How to Buy a Knife
A good knife is a worthwhile investment. If you buy a quality one and take care of it, you will have it for a lifetime. A good knife will pay for itself over time. Cooking will be much more enjoyable, so you'll spend less money on restaurants and takeout. A good knife is also safer, so you'll spend less on bandages.
Before you buy knives, learn their anatomy. Knives are made up of four parts: the blade, the handle, the bolster, and the tang.
The blade can be made of stainless steel, carbon steel, high-carbon steel or ceramic. Metal blades can either be stamped (pressed out of metal) or forged (molded under high heat).

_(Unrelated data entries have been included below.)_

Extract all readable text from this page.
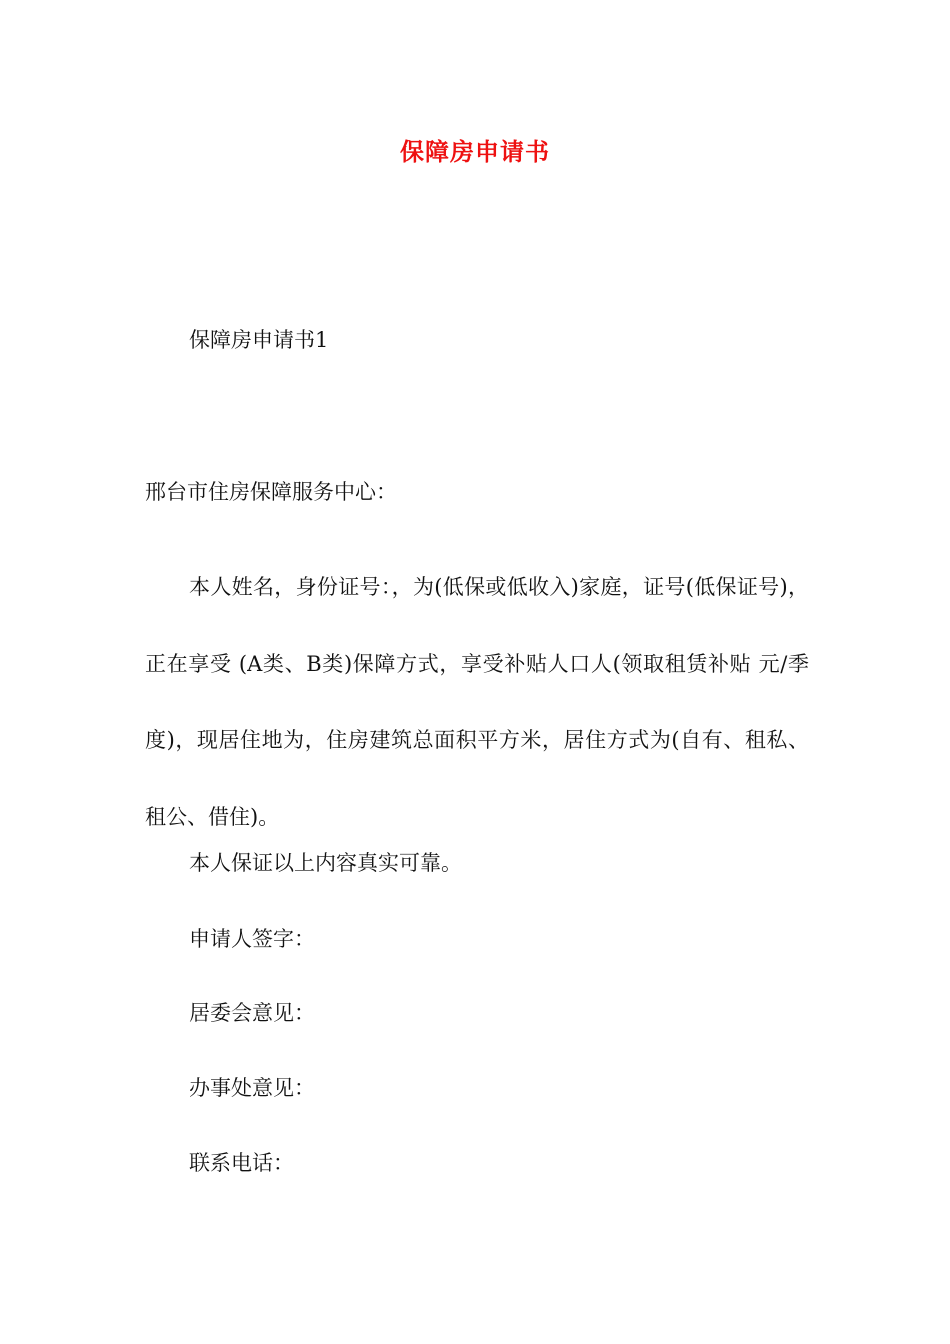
保障房申请书
保障房申请书1
邢台市住房保障服务中心：

本人姓名，身份证号：，为(低保或低收入)家庭，证号(低保证号)，正在享受 (A类、B类)保障方式，享受补贴人口人(领取租赁补贴 元/季度)，现居住地为，住房建筑总面积平方米，居住方式为(自有、租私、租公、借住)。

本人保证以上内容真实可靠。
申请人签字：
居委会意见：
办事处意见：
联系电话：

Forged knives are heftier and tend to last longer, though stamped blades are useful for lighter work like filleting.
- Stainless steel knives are inexpensive, but cannot be sharpened once they lose their edge.
- Carbon steel knives hold their edges remarkably well, require careful cleaning and drying, and will eventually discolor, turning black over time. There's nothing bad about the discoloration; it's a matter of preference.
- High-carbon steel gives you the sharpen-ability of carbon steel without the discoloration. Most professional knives are made of this material.
- Ceramic knives stay sharp the longest but can break easily.
The handle can be made of wood, plastic, rubber or metal. Though wood can be beautiful, the other materials are more durable. The handle can either be riveted to the blade or molded around it. Riveted ones are believed to be the strongest, but the most important thing about a handle is that it feels good in your hand and you feel comfortable holding it.
The bolster is the thick ridge between the blade and the handle. It's standard on forged knives and rare on stamped knives. It's usually ground down towards the bottom to make sharpening easier.
The tang is the part of the blade that extends into the handle. "Full-tang" knives are made out of one piece of metal that extends all the way back to the handle. This is the heftiest and priciest option, but the tang shouldn't be a deciding factor unless you plan on regularly using the knife for heavy-duty chopping (say, bones).